Les gens gobent tout ce qu'on leur donne
Pessoa a écrit : "Dans le poulailler qu'il ne quittera que pour mourir, le coq chante des hymnes à la liberté parce qu'on lui a donné deux perchoirs". Je suis parvenu à faire un rapprochement avec l'évolution de Tarantino : dans ce milieu du cinéma populaire duquel il ne peut s'évader sans satisfaire pleinement le public (c'est son dernier film, du moins c'est ce qu'on dit pour le moment), on lui a laissé ce simple choix, néanmoins cocasse, quant à la qualité du film, c'est-à-dire qu'il ne s'est pas vraiment démené pour réaliser cette "oeuvre de l'année".
Plutôt que de créer quelque chose qui aurait pu surprendre, satisfaire les amateurs du bonhomme depuis ses débuts, il a préféré laisser pousser le poil doré qu'il a au creux de la main : "Django Unchained", c'est un énième western, à propos d'une énième histoire de vengeance, avec le thème rongé jusqu'à l'os de l'esclavage, en ajoutant cependant sa petite touche à lui, son aura particulièrement salvatrice ("Inglorious Basterds" ne vaut pas grand chose à mes yeux sans ladite aura, nul besoin de développer, les arguments sont les mêmes que ceux énoncés dans cette critique). Il s'est contenté de ponctuer son non-film de dialogues d'ambiance, toujours ces mêmes répliques supposées cultes, en faisant jouer les grands pour rendre l'atmosphère toujours plus "spectaculaire" ; il a utilisé des techniques de caméra connues par n'importe qui ayant déjà regardé des westerns (hommage, mon cul), en multi-référençant chacune des scènes (hommage, mon cul) ; il s'est servi d'une bande-originale hors-du-commun pour impressionner le spectateur lambda ; les scènes sanguinolentes sont calquées sur celles de "Kill Bill" ; tout cela porté par un scénario extrêmement pauvre & bouclé par un final des plus classiques.
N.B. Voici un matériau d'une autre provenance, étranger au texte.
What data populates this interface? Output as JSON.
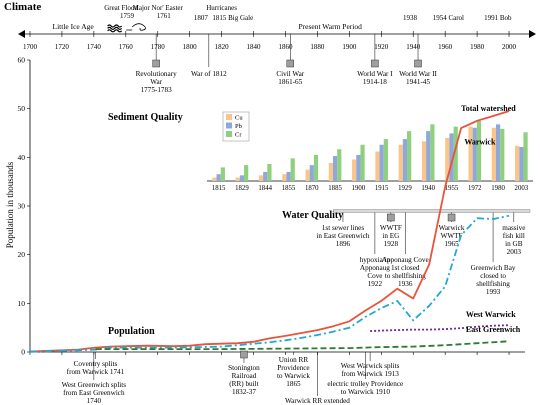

Tout n'est évidemment pas à jeter dans ce film, mais les éléments intéressants ne sont pas légion... On peut glorifier la beauté des décors, le jeu d'acteurs chaque fois déterminant dans le cinéma du bonhomme. On peut aussi s'extasier devant les références, s'amuser à les reconnaître. On peut interpréter certains détails subtils, comme le sang qui ne paraît être qu'une bouillie pleine de pus & de filaments charnels, symbole représentatif de la pourriture envahissant les âmes de ces américains pervertis. J'ai particulièrement apprécié la scène du nègre dans l'arbre, avec ce Django impassible, cette barbarie des hommes rappelant celle des nazis dans "Idi i Smotri".
J'en attendais bien plus de ce prétendu chef-d'oeuvre du "grand" Tarantino, mais je ne vois plus ce dernier que comme un cinéaste se reposant sur ses acquis (depuis "Boulevard de la mort"), préférant le succès global à la qualité ou la créativité. Pot-pourri indigeste de presque trois heures, "Django Unchained" ne mérite pas à mon humble avis tout ce succès qu'on lui accorde (oui je commence à en avoir assez qu'on me tabasse les tympans de "olala Inception/The Avengers/Django/whatever c'est troooooop bien, impossible de ne pas aimer"...), même s'il reste toutefois un agréable divertissement à l'humour saugrenu.